I was accustomed to that traveller’s feeling of wonder:
Just think where you woke up this morning, and where you are now.
But I’d never known a more shocking disparity than this: from a dark, dirty hole of a cell to this place of privilege and luxury. And though my physical circumstances had changed, the effects of my ordeal were inscribed all over my body. My mind was going to need some careful shepherding even to begin to come to terms with the aftermath.

*

The air of unreality persisted, and carried on through dinner that evening. The ambassador’s table was huge, circular, beautifully laid with the best silver and crystal glasses. The menu was
presented
on a crest-embossed card, describing a gourmet
interpretation
of fish and chips. Ollie and I sat with the ambassador and his wife, Jim and Catherine, Matt and Kelly. The company was
altogether pleasant, but it couldn’t be intimate or cosy. There was an air of formality, and small talk, almost inevitably, strained to be about everything except what had happened to bring us all here.

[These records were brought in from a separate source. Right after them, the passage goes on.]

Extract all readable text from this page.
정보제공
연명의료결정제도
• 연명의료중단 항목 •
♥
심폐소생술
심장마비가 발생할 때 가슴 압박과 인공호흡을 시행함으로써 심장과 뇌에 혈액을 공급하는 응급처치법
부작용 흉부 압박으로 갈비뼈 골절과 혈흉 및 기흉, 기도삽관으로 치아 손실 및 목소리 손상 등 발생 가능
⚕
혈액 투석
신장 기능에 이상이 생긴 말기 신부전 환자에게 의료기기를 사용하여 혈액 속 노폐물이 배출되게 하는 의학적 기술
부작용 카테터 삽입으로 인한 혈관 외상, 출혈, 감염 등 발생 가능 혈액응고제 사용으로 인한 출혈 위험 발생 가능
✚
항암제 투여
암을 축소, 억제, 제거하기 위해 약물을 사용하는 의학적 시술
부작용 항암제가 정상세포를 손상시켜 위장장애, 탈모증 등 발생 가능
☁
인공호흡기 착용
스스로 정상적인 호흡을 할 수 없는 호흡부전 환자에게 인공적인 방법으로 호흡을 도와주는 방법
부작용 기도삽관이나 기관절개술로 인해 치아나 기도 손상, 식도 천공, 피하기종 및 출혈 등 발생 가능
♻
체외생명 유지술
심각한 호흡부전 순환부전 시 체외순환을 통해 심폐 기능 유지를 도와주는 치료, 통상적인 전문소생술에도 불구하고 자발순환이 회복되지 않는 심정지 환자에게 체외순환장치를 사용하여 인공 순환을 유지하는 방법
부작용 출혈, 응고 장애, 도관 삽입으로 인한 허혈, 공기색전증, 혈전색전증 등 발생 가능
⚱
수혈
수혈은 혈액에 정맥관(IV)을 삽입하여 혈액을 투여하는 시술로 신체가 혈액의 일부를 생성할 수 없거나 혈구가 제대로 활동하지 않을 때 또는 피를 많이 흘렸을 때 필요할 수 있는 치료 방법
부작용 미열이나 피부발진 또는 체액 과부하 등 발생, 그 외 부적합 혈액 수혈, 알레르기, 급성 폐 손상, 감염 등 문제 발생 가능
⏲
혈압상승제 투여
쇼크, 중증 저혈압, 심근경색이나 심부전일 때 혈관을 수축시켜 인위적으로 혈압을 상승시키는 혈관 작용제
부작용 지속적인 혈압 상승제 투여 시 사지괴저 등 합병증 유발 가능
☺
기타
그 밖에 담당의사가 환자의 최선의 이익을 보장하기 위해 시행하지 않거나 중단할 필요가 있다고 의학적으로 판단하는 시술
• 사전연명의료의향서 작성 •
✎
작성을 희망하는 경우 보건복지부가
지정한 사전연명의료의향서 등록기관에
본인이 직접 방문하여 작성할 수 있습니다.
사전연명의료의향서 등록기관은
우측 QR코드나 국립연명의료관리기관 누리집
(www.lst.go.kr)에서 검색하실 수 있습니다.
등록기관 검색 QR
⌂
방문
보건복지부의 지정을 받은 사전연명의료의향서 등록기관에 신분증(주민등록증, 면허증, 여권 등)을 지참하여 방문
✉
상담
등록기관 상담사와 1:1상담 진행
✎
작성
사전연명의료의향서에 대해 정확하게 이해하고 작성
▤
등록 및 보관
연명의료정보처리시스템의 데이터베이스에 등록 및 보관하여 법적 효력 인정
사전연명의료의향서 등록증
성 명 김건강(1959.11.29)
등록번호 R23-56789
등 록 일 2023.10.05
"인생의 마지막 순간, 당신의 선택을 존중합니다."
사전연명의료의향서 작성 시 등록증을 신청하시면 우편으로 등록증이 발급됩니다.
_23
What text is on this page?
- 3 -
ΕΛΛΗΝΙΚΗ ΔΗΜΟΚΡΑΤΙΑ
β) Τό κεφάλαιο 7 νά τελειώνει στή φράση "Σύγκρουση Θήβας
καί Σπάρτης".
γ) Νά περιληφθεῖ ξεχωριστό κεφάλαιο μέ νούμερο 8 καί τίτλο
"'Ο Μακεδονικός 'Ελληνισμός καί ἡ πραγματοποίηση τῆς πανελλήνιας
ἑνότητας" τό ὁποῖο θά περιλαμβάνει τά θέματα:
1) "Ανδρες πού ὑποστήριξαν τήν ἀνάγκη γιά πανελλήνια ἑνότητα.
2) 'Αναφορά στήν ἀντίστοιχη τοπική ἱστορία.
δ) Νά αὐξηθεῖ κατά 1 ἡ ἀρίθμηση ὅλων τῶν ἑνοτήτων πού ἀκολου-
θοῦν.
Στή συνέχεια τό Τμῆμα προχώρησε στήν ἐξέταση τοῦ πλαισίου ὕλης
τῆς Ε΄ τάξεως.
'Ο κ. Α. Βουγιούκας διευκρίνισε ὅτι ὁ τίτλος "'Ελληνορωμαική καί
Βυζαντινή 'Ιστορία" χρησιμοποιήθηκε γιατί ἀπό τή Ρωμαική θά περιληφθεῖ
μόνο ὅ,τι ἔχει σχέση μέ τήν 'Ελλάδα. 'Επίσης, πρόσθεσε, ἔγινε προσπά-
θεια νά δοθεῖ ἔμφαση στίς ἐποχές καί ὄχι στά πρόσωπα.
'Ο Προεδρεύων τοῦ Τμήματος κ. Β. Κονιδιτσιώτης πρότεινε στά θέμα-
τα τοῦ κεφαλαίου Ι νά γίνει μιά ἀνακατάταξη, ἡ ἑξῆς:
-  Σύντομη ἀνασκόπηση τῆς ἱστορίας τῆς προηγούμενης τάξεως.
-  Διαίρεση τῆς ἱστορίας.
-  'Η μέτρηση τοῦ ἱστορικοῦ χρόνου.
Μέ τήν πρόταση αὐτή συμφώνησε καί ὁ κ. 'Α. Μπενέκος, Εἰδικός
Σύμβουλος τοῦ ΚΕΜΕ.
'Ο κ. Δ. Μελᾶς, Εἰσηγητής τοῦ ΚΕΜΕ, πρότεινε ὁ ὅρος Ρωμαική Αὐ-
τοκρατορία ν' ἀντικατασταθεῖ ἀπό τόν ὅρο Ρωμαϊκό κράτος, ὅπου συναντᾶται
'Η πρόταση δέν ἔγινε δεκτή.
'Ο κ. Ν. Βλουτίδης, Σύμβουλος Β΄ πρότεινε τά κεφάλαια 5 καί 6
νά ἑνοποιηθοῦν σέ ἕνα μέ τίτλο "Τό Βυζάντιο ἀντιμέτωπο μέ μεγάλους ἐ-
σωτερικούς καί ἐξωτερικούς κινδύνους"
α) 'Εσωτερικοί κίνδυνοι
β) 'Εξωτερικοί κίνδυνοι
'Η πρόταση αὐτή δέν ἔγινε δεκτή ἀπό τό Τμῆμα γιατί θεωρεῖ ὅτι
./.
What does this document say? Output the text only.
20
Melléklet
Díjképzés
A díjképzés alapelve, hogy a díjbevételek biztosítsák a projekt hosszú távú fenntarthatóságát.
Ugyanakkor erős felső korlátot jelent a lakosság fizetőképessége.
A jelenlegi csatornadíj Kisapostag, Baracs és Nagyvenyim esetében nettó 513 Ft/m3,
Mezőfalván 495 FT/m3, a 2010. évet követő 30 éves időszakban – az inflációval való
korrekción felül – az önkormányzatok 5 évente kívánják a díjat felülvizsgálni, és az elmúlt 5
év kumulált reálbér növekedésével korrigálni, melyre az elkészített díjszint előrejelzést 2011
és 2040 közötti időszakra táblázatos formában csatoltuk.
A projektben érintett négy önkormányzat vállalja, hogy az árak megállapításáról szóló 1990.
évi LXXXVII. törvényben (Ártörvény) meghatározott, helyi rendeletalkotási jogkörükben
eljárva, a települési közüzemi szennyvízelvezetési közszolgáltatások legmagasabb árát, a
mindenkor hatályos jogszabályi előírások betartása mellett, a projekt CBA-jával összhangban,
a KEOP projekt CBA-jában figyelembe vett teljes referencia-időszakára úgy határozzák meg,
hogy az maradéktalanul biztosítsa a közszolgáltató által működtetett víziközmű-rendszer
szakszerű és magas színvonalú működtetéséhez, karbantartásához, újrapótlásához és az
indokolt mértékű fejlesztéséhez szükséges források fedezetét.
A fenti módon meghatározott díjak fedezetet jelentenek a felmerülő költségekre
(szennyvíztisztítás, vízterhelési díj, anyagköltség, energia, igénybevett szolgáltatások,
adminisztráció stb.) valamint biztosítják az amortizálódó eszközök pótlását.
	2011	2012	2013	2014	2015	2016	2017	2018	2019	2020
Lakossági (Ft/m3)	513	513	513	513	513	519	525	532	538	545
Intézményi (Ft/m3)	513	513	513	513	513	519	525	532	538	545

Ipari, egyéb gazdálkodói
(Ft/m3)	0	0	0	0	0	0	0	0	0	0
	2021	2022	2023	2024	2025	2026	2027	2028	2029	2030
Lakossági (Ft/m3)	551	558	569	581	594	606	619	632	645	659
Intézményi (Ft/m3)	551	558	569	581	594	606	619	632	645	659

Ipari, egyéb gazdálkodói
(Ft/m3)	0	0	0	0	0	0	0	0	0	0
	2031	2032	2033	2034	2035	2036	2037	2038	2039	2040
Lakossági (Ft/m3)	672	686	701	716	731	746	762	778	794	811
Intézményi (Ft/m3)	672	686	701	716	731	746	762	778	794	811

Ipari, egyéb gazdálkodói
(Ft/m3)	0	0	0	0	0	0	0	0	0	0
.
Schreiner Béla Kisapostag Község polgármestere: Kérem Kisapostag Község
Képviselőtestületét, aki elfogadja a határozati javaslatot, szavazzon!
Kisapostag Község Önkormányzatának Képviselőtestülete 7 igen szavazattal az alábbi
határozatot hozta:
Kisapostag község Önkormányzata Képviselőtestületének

My hosts could not have been kinder: it was hospitality of a rare order that I wouldn’t and couldn’t refuse. None the less, I knew in my heart that my ideal way to spend the evening would have been with my son. For six months I had been under the pirates’ orders. They had decreed what I could do, what (little) I could eat, and at what hour. Now I was free and in luxury, but it was a diplomatic version of a decompression chamber, where I was still allotted times – to see my son, to sit for dinner – and my presence was required.